Het hele idyllische tuintableau is daarmee natuurlijk reeds door en door
geallegoriseerd, een in elkaar geknutselde mozaïek die de parataxis tot het
uiterste drijft, b.v. door sommige woorden te isoleren (“Kirschbäume”: de
metonymie van de Heimat…) en de “abers” onwelvoeglijk op elkaar te
stapelen, waardoor elk syntagma min of meer geïsoleerd wordt (een aanfluiting
van de functie van het voegwoordelijk bijwoord); maar ook door vele hiaten en
onderbrekingen, waardoor alleen maar een gure “scharfer Othem” waait die het
subject niet zoals gebruikelijk ‘bezielt’ en stem geeft, maar vanuit een
radicaal Buiten de adem afsnijdt.
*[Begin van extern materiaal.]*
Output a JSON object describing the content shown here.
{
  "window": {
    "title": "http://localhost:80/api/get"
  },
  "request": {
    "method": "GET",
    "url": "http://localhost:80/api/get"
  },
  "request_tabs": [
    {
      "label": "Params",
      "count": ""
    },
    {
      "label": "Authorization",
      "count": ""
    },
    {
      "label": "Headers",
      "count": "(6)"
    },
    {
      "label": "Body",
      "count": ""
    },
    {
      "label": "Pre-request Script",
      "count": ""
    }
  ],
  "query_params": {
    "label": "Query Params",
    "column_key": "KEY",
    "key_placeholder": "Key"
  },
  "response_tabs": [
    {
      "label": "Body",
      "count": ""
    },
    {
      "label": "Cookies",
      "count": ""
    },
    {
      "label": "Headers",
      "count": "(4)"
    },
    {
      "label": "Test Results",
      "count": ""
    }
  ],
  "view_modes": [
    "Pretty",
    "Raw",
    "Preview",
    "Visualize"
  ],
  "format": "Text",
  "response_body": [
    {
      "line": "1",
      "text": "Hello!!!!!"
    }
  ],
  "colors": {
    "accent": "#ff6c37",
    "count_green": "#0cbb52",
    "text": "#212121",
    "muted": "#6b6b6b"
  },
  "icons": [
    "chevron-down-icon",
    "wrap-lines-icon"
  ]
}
Het subject, dat zich nogal overmoedig en de
subscriptio “Allda bin ich/alles miteinander” had geponeerd als middelpunt
van de kunsttuin en het daarin ontluikend “befestigte(r) Gesang”, is in
werkelijkheid dan ook anagrammatisch verstrooid en begraven in de allegorische
tuin; zeker in het anagram “Holz”, zoals Hölderlin vaak door vrienden werd
genoemd, maar misschien ook in het mogelijk uitgewiste anagram “Holunder”
(vlierbes en het embleem van Hölderlins familie), dat in het hiaat na
“Nussbaum” zou kunnen worden ingevuld. De “wilder Hügel” in het begin
van deze passage stulpt bijna als een “Grabhügel” over het cryptisch
verstrooide lyrische subject heen – een subject dat slechts als een in steen
bevroren lied, als K(Ch)oral(l) overleeft; of in deze tekst ’tekstvrucht’ die
nog maar eens in het spel van letters de speelruimte tussen de stomme steen en
het gedroomde koorlied als “befestigter Gesang” openhoudt.’ (Bladzijde 87)
Dit is fragment 29. Wordt vervolgd.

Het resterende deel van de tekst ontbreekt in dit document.